So… I just intalled this and I can’t use it because I haven’t configured HTTPS. Here’s the thing: I can’t open ports. For that reason I can’t create certificates to enable HTTPS. I don’t have a domain, and I don’t have the required ports open to access the server.
The way I access the server is via ZeroTier, which works like a tunneling service so I can connect with devices that belong to a ZT network. Traffic going through ZT is encrypted and secure, so there’s no problems, however I still can’t enable HTTPS. Is there a way for me to disable this HTTPS check? I’m not on an insecure connection, I simply cannot enable it.
EDIT: Well I just saw this. I understand that HTTPS seems to be a requirement not only for security, but also functionality. Well, in my situation, what can I do about it? Am I completely out of luck if I can’t open ports?
@tralph3
If you do not need HTTPS you must not install or configure HTTPS.
But first of all it is not a Nextcloud problem it is a webserver problem.
Can you access your webserver with HTTP (default port 80)?
Which webserver do you have installed e.g. apache2 or nginx.
Post some configurations, logs and screenshots.
If you can access your webserver with ZeroTier and HTTP then you can try to solve your Nextcloud problems.
Why don’t you just use a normal Nextcloud over the internet? Then it also works with certificates e.g. Lets Encrypt. And if you are afraid for your data, you can improve the security very well with 2FA (login at browser with password and token). Alternatively you can use only nextcloud clients (windows, linux, macos, ios, android). They don’t use passwords at all. If you are using this configuration out of fear, i would say it is pretty unfounded. Also you limit yourself with it e.g. when sharing files with third parties. And if it were all so insecure, there probably wouldn’t be millions of lucky Nextcloud users.
The Passwords App for Nextcloud does, it will work with anything as long as Nextcloud and the browser recognizes it as HTTPS.
I was referring to other apps (e.g. for Android or iOS) that connect to the Passwords app or any of your NC apps. These can sometimes not support self signed certificates.
@tralph3 Ok sorry. Then you really need the for you normally not needed HTTPS e.g. with self-signed certificates. By the way, HTTPS is also a kind of tunnel between client and server, which is actually quite secure. But with self-signed certificates you will use double encryption. A lot helps a lot.
The server doesn’t know it’s using an invalid self-signed certificate. This is really a determination made by the client.
Using a self-signed certificate is still preferable over using HTTP since you can verify yourself that it is your certificate and not some other, and then you keep the other benefits of HTTPS.
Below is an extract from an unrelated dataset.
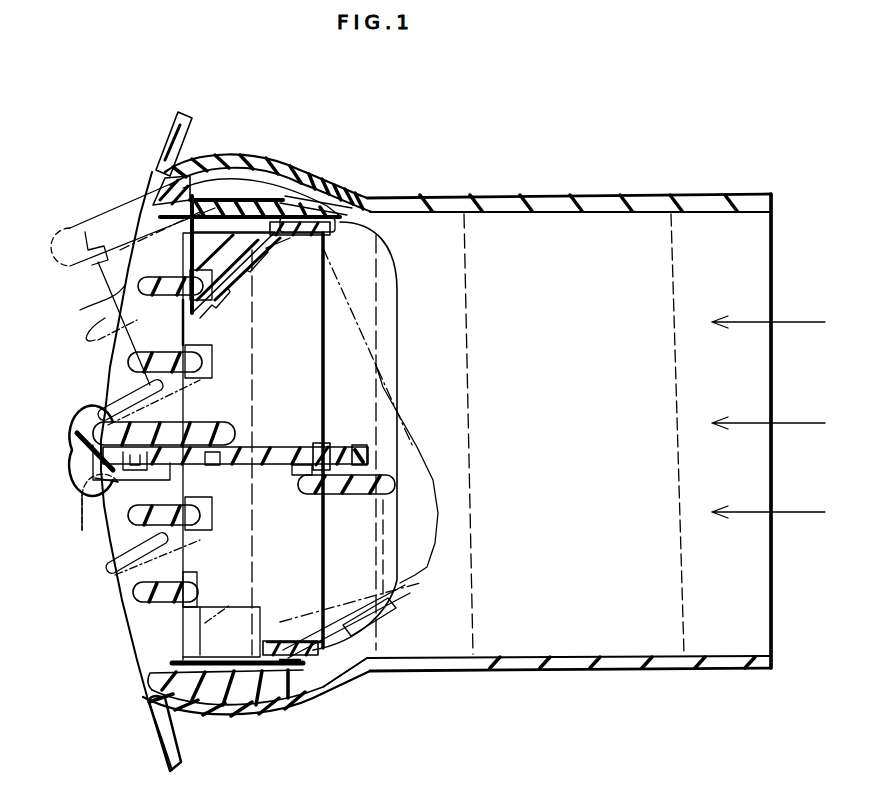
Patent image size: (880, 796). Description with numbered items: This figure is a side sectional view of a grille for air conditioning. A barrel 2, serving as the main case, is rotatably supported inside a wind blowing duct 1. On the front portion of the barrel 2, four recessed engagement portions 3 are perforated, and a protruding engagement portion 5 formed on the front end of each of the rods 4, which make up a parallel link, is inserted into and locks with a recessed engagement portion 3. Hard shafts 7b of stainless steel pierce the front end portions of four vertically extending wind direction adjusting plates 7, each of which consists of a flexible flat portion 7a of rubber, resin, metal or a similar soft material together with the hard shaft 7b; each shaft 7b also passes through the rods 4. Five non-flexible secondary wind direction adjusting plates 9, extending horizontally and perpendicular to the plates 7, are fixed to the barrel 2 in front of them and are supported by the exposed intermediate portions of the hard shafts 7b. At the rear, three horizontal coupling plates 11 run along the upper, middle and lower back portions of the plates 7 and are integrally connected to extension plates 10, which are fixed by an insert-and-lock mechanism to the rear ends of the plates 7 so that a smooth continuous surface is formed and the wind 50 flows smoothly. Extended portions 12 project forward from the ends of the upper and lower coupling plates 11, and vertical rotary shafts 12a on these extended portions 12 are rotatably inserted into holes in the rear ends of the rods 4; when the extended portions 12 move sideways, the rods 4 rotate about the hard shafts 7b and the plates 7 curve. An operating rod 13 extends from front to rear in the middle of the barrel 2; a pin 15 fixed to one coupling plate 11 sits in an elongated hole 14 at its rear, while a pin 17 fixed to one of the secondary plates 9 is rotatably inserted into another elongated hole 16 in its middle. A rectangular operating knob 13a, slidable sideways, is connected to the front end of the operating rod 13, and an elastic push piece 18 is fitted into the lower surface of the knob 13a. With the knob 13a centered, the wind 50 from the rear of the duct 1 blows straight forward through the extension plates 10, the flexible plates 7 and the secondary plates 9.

By the way… I may regret mentioning this but a while back just as an experiment, I set up a cheap VPS to receive a WireGuard tunnel from a backend mail server (because my ISP blocks port 25), and then set up iptables NAT on the VPS to forward some ports over the tunnel to the mail server. Effectively I could use the VPS public IP and forward any ports I wanted. That experiment was a success. Could in theory work with Nextcloud or anything else.
You didn’t mention any details regarding your situation with not being able to have ports or a domain, so maybe this doesn’t make sense for you.
@devnull@KarlF12@mdw Ok thank you all for the answers. I guess I’ll go with the self signed certificates route.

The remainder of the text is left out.